I would seriously doubt that a plan like this ever existed.
Well, the source mentioned that the russians had a plan of limiting noninvolved countries to a limited attack. Their rationale was supposedly that in a nuclear war, those nontargetted would become a superpower at the expense of those who were. Therefore, they were reputed to have targetted everybody so all countries would start to recover from a levelled playing field. I believe it was supposed to be called (spreading the pain). In any case, with their deployed arsenals,an estimate that as of early 2006, Russia has approximately 5,830 operational nuclear warheads in its active arsenal, counting nonstrategic weapons
http://www.thebulletin.org/article_nn.php?art_ofn=ma06norris
could they target noninvolved to level the playing field countries like Australia, south america and africa besides their real threats such as the US, europe, china, india, pakistan, israel and the countries of the borders?
It seems that if such plan had ever existed, their number of operational weapons indicates they no longer plan to nuke other countries.

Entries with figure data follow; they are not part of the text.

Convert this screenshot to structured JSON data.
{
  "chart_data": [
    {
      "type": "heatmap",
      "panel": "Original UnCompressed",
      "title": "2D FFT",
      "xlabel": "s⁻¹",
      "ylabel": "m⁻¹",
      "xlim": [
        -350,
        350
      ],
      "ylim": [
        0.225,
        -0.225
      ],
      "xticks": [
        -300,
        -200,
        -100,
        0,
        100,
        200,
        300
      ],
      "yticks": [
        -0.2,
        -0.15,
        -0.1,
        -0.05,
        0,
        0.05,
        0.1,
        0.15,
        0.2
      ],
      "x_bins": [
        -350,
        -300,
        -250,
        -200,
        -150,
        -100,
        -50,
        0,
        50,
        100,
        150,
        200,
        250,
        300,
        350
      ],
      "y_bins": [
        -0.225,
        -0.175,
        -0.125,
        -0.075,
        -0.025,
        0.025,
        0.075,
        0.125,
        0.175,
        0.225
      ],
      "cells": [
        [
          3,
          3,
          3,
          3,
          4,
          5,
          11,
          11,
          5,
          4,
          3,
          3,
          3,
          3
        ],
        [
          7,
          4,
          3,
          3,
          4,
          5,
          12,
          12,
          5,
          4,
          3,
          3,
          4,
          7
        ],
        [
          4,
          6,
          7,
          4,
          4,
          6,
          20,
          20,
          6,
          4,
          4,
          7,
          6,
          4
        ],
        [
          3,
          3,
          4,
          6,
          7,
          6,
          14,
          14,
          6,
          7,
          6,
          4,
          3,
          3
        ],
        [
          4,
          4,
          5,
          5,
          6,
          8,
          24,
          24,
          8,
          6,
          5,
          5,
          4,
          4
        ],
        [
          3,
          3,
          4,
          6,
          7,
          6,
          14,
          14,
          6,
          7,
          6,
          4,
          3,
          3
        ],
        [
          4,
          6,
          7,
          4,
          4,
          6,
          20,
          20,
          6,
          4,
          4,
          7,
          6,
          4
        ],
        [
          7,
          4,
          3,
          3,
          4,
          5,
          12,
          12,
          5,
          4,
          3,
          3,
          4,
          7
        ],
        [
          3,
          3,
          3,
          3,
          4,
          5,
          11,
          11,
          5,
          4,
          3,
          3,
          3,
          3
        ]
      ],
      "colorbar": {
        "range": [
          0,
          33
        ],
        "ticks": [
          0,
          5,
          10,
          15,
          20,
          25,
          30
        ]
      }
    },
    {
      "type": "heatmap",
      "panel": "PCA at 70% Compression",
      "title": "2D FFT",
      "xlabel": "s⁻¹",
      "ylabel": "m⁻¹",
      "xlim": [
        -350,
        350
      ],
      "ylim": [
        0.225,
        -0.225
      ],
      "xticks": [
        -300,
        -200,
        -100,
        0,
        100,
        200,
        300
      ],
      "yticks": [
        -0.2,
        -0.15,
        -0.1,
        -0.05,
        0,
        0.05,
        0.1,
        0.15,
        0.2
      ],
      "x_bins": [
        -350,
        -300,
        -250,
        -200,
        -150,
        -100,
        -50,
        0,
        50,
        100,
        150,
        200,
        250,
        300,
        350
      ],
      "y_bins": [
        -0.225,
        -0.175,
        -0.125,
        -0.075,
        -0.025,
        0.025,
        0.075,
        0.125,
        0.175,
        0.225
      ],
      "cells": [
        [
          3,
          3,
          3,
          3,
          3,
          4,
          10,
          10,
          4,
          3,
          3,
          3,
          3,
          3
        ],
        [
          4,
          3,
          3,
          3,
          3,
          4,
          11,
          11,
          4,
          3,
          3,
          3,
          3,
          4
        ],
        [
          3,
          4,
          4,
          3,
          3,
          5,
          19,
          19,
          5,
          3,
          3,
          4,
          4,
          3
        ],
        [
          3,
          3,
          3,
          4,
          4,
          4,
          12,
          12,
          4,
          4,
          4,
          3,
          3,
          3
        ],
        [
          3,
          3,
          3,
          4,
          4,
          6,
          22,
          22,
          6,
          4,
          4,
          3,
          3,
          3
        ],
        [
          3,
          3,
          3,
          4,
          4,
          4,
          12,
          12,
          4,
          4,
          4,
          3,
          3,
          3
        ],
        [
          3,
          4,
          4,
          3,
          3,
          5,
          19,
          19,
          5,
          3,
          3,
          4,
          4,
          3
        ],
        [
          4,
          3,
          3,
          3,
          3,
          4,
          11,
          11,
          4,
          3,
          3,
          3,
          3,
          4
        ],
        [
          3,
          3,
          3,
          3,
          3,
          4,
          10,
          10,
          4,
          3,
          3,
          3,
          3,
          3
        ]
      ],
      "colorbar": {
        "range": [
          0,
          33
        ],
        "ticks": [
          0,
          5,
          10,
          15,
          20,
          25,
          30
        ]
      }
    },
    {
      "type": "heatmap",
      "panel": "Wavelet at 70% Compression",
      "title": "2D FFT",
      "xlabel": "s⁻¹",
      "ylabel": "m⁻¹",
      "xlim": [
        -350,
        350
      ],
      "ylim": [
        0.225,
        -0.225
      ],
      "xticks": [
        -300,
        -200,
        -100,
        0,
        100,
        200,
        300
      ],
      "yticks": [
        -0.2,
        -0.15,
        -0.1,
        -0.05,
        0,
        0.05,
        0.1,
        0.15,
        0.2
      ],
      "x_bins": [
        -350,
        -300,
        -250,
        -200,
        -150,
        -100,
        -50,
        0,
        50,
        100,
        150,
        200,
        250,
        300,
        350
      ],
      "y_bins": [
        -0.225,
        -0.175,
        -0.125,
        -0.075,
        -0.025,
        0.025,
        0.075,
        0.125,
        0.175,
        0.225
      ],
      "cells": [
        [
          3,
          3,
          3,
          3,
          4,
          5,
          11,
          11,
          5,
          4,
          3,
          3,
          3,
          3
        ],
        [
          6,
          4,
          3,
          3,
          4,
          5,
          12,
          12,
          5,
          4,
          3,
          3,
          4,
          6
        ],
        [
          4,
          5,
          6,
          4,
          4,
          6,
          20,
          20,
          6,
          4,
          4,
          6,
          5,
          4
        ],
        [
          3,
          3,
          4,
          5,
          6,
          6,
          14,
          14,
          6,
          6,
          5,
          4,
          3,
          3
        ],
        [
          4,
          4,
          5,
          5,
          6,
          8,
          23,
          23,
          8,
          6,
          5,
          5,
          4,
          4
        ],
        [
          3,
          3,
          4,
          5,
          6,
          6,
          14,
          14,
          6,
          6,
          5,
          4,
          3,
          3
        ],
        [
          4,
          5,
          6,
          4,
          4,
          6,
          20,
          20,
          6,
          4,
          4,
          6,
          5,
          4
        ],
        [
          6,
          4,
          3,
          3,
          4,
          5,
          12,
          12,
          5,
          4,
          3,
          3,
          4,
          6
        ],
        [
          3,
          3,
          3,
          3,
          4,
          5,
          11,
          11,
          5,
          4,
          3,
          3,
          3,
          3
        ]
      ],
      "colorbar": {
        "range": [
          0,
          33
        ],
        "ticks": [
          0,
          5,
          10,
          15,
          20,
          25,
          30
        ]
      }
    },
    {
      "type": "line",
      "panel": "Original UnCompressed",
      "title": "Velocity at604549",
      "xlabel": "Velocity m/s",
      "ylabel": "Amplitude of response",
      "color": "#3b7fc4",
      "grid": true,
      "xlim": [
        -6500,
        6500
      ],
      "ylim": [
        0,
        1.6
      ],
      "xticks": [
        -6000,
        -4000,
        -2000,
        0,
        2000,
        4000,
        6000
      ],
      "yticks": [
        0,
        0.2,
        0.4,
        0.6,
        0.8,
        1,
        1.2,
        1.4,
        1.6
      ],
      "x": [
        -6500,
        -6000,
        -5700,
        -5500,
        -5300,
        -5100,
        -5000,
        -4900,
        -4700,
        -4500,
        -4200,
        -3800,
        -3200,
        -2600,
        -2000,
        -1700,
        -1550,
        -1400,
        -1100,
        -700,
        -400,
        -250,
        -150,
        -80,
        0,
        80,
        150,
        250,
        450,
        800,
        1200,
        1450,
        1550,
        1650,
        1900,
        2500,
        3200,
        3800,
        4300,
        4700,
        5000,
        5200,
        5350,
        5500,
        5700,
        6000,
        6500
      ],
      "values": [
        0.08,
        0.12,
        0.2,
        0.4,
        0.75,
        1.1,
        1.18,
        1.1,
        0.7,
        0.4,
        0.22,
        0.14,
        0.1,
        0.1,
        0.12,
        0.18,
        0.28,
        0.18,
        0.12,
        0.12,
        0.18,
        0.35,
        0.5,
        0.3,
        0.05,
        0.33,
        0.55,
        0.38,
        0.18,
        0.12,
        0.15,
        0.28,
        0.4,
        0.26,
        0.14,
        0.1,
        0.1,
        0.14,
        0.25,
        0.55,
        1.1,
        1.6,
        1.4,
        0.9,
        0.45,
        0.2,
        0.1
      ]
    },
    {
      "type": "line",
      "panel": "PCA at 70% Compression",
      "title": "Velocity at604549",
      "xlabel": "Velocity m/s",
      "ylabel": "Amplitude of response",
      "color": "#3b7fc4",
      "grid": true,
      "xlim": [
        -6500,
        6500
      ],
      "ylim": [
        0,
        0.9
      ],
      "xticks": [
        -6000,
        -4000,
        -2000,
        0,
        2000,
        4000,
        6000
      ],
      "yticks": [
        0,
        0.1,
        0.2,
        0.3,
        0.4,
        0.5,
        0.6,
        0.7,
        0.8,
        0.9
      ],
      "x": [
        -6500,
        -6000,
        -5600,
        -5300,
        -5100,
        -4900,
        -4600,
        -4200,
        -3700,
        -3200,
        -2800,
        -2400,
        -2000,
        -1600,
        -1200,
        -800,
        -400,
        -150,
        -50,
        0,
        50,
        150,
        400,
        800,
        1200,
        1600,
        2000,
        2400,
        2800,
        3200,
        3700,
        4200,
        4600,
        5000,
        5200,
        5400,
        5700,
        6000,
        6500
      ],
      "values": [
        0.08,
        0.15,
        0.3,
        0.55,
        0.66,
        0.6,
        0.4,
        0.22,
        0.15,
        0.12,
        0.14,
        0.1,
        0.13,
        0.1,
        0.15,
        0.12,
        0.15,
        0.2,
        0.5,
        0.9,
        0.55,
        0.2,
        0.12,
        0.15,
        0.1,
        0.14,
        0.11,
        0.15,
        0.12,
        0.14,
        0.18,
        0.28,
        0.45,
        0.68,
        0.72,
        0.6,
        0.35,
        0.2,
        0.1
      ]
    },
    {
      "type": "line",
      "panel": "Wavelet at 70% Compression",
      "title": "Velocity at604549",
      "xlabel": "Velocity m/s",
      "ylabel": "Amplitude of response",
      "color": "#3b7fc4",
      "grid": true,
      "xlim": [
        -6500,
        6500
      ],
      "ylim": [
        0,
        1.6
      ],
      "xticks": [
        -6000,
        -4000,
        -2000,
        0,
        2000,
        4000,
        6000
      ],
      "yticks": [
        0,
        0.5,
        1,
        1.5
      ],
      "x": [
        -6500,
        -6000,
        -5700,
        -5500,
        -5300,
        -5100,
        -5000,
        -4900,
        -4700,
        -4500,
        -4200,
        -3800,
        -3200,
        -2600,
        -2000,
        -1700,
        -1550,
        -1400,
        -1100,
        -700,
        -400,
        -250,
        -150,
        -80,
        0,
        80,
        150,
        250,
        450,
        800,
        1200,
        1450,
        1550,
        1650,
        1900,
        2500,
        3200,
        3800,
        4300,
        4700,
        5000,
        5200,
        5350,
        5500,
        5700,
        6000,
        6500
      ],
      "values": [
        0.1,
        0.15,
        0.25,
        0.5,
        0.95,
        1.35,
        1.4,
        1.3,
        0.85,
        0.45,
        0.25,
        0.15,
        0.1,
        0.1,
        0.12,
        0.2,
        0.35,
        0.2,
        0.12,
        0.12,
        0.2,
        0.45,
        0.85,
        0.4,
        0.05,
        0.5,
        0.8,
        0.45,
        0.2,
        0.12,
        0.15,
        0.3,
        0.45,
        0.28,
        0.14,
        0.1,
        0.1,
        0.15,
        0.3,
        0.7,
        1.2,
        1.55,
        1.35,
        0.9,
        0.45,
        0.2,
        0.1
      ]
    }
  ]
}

The ACT interview you referenced is quite enlightening. For someone whose area of responsibility covers the globe, Gen Cartwright has shown a total dearth of understanding on a myriad of issues. He is so fixated on the Conventional Trident Missile that he oblivious to possible and catastrophic consequences. To think that the general doesn't understand that that Putin's remarks are absolutely aimed at the US and not at third countries is unbelievable. He also says that, "...the Russians for all intents and purposes have complied with the Moscow Treaty." The data on your page indicates that the Russians have the capability to field ~3,000 warheads. Isn't the Moscow Treaty limit 1,700-2,200? Perhaps he knows something I don't but his comments in the interview show that's unlikely.
To James: Technically, both sides are in compliance with the Moscow Treaty - the only requirement is to have 1700-2200 warheads on December 31, 1012. There are no intermediate targets or anything like that. In fact, the treaty does not require the numbers to stay at the 2200 level after 2012 - they can go up.